Effect of simulated thermal cycles on the microstructure of the heat-affected zone in HSLA-80 and HSLA-100 steel plates

The influence of weld thermal simulation on the transformation kinetics and heat-affected zone (HAZ) microstructure of two high-strength low-alloy (HSLA) steels, HSLA-80 and HSLA-100, has been investigated. Heat inputs of 10 kJ/cm (fast cooling) and 40 kJ/cm (slow cooling) were used to generate single-pass thermal cycles with peak temperatures in the range of 750 °C to 1400 °C. The prior-austenite grain size is found to grow rapidly beyond 1100 °C in both the steels, primarily with the dissolution of niobium carbonitride (Nb(CN)) precipitates.
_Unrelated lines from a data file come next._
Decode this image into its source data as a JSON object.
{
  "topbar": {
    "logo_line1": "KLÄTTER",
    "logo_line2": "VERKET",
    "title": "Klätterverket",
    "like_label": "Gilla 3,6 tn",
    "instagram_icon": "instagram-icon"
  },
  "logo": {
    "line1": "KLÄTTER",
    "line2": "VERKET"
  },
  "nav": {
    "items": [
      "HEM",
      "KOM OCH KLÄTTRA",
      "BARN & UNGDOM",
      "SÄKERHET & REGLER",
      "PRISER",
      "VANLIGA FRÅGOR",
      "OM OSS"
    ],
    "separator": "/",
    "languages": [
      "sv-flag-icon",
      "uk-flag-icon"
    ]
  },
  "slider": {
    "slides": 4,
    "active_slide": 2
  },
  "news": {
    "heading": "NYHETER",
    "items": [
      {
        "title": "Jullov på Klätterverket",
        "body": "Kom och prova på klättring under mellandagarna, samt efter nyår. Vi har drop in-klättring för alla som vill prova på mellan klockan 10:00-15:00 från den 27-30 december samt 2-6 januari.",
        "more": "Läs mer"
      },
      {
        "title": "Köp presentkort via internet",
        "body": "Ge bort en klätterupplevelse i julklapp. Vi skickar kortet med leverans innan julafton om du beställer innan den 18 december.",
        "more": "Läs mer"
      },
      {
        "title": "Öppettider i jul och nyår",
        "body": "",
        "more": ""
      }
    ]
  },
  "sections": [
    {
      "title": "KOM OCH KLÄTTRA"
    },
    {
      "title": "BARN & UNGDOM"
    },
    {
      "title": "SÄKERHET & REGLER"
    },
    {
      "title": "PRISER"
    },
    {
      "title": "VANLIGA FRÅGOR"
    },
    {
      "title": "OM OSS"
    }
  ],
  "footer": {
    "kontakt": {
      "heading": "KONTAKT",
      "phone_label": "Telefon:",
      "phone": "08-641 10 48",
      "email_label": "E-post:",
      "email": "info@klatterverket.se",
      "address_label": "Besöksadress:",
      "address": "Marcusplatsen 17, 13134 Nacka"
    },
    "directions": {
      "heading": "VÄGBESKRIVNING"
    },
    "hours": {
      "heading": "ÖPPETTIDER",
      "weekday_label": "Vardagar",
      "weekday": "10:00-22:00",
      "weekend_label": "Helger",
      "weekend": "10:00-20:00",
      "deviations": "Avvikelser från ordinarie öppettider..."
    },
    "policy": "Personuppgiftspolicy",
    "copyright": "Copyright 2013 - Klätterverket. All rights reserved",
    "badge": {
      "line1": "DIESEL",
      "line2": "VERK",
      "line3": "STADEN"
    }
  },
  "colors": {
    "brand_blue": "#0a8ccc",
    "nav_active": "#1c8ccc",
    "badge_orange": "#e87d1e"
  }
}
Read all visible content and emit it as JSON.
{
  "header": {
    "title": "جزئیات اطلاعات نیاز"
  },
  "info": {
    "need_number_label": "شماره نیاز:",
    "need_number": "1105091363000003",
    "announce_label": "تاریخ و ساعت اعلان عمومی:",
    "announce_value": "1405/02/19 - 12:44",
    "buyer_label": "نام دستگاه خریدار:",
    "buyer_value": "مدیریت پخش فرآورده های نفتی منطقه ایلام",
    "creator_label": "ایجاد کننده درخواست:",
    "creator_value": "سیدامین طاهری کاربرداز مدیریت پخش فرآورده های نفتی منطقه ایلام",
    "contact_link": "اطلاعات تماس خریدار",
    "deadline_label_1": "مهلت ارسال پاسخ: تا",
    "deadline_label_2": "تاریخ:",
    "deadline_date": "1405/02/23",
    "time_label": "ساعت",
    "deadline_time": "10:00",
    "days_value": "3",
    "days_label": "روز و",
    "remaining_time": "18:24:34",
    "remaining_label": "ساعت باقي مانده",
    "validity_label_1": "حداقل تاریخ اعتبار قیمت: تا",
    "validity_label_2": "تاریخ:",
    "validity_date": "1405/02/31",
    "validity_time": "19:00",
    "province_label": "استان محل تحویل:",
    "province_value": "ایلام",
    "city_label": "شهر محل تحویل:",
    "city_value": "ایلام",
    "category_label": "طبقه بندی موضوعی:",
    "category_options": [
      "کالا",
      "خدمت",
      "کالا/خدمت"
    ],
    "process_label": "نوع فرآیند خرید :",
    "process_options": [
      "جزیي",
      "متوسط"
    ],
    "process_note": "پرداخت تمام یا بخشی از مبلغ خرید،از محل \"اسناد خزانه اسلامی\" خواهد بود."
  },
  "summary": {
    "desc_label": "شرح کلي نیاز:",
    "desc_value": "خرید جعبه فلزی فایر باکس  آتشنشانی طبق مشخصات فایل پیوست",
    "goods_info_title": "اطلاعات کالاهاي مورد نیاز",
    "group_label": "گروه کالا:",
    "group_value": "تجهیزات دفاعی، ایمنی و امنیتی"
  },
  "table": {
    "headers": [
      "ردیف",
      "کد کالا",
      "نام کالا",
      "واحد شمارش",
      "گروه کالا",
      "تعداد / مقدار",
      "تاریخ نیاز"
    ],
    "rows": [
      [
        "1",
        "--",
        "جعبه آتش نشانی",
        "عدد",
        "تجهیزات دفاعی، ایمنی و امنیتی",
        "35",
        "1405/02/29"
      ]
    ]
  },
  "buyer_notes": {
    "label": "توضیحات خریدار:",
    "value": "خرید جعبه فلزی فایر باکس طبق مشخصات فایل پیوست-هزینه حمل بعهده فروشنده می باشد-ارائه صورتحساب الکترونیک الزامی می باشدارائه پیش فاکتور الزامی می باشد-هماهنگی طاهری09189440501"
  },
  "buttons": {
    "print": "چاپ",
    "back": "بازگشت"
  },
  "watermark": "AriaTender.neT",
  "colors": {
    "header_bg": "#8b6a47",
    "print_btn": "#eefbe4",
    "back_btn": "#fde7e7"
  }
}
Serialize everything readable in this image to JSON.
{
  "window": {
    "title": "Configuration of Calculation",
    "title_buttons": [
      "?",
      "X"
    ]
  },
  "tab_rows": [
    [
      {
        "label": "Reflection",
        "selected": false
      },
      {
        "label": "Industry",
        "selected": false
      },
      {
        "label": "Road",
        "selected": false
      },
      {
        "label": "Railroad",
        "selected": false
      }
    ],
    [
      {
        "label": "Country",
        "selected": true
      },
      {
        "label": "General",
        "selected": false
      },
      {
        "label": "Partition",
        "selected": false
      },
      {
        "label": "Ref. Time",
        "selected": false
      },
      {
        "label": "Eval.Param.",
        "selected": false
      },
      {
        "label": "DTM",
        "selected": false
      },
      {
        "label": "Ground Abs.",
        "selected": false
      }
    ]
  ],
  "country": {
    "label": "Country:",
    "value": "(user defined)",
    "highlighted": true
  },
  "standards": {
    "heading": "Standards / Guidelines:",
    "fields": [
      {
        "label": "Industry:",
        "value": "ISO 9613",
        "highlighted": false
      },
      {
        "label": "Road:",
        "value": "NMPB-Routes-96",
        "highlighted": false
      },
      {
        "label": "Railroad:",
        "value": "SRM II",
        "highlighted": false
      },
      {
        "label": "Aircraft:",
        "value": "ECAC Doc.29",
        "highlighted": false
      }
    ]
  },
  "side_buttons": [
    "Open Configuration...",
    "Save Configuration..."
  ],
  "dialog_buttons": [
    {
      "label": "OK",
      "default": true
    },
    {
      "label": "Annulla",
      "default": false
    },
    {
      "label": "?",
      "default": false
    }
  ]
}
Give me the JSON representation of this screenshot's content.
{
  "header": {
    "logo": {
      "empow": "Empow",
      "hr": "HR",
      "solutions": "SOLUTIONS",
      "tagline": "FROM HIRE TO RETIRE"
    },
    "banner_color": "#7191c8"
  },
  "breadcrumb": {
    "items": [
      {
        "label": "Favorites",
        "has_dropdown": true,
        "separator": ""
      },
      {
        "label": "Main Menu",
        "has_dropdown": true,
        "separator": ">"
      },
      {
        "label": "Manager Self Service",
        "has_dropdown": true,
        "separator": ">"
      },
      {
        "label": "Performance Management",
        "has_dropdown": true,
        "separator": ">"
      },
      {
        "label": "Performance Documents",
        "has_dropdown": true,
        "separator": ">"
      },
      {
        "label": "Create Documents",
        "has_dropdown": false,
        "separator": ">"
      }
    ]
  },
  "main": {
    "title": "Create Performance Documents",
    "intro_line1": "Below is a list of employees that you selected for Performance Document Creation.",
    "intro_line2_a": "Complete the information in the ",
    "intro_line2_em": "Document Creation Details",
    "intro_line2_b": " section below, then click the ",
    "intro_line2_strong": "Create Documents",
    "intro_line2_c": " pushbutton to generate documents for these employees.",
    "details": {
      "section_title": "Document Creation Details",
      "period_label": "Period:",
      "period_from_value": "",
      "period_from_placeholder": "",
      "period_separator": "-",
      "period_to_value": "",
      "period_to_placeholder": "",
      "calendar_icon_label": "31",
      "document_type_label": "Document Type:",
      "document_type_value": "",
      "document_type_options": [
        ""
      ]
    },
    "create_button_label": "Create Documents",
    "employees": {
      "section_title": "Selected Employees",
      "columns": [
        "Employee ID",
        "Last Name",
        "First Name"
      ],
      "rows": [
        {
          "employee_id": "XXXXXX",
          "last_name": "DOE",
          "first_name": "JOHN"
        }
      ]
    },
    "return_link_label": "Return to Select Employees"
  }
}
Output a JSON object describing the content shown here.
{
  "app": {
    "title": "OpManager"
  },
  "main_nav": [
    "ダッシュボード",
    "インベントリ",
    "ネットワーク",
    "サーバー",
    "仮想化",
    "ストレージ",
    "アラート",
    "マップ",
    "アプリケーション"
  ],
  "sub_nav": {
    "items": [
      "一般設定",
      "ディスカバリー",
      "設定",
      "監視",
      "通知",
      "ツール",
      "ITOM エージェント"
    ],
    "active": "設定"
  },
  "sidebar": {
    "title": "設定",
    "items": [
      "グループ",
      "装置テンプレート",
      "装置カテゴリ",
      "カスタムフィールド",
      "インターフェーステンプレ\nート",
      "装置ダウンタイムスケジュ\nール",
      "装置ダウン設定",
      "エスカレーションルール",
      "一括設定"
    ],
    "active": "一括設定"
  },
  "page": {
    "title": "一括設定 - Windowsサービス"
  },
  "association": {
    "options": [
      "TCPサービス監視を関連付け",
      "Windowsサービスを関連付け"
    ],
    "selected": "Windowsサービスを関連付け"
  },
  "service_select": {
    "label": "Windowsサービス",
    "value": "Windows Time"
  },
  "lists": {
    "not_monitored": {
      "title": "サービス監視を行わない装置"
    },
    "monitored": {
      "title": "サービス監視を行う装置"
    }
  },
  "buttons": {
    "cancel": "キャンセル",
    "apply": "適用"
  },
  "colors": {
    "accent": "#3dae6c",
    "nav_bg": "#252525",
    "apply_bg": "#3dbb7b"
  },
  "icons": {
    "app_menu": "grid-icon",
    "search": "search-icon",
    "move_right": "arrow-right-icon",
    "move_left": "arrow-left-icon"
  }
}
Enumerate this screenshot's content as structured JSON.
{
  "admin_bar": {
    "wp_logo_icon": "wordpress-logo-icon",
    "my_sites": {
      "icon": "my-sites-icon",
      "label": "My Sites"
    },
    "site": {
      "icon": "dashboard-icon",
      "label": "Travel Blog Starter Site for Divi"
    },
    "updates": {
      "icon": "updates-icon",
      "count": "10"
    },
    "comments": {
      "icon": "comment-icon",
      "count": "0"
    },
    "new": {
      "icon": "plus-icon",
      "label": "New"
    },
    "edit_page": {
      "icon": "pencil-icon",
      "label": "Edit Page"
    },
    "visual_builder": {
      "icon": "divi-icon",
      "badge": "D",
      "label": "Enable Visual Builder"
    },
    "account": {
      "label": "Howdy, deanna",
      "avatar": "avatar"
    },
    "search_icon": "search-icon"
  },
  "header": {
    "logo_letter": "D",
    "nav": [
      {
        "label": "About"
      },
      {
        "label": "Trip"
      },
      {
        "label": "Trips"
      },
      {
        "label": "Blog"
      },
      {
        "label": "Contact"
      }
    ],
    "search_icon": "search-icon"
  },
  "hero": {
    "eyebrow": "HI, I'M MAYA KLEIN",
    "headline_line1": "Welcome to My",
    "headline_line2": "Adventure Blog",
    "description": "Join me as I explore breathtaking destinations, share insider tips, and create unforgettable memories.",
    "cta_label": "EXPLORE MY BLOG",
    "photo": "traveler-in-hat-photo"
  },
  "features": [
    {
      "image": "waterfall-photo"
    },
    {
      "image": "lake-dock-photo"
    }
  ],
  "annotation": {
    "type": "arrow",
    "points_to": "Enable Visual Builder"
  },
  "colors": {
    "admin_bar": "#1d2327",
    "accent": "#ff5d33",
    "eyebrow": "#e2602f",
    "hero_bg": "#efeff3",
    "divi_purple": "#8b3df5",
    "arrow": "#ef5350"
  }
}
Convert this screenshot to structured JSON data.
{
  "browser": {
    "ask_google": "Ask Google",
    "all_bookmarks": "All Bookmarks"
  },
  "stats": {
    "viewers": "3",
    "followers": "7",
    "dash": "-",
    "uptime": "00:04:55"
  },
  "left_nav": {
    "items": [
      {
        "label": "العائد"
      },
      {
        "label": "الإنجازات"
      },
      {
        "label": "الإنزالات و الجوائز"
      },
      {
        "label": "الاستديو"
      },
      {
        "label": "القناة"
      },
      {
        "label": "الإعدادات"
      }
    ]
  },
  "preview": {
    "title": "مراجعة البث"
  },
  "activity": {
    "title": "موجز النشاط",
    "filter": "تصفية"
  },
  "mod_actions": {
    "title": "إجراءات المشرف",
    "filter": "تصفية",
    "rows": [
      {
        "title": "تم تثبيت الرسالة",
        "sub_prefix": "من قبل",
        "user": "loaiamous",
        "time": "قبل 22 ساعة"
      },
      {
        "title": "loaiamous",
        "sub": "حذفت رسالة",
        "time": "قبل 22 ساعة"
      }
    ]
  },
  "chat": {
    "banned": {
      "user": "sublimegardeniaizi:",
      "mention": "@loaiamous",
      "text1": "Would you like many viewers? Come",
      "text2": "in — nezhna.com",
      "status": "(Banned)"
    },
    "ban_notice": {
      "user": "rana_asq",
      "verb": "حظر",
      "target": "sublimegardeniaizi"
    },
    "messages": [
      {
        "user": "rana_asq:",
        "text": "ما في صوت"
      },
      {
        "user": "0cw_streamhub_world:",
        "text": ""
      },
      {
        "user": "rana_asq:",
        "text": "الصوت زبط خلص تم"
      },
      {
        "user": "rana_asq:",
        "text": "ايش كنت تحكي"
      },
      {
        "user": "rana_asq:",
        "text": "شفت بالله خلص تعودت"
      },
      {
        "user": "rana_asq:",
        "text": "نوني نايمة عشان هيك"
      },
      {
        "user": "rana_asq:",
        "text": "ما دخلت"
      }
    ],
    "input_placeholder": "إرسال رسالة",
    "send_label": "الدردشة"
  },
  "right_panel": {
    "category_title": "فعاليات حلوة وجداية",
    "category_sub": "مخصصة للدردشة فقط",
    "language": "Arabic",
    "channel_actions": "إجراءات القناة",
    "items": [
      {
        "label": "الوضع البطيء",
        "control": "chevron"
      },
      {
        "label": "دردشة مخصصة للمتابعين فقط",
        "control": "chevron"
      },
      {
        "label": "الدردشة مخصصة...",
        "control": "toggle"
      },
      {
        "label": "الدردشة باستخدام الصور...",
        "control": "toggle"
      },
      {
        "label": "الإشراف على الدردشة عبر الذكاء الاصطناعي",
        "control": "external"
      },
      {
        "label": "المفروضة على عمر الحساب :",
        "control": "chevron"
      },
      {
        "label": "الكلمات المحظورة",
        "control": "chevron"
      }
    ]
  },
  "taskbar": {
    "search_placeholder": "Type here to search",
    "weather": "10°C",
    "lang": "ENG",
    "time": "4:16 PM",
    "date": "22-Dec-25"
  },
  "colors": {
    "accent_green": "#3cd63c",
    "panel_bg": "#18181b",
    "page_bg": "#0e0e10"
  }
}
Dilatation studies on HSLA-80 steel indicate transformation start temperatures (T _s ) of 550 °C to 560 °C while cooling from a peak temperature (T _p ) of 1000 °C. Transmission electron microscopy studies show here the presence of accicular ferrite in the HAZ. The T _s value is lowered to 470 °C and below when cooled from a peak temperature of 1200 °C and beyond, with almost complete transformation to lath martensite. In HSLA-100 steel, the T _s value for accicular ferrite is found to be 470 °C to 490 °C when cooled from a peak temperature of 1000 °C, but is lowered below 450 °C when cooled from 1200 °C and beyond, with correspondingly higher austenite grain sizes. The transformation kinetics appears to be relatively faster in the fine-grained austenite than in the coarse-grained austenite, where the niobium is in complete solid solution. A mixed microstructure consisting of accicular ferrite and lath martensite is observed for practically all HAZ treatments. The coarse-grained HAZ (CGHAZ) of HSLA-80 steel shows a higher volume fraction of lath martensite in the final microstructure and is harder than the CGHAZ of HSLA-100 steel.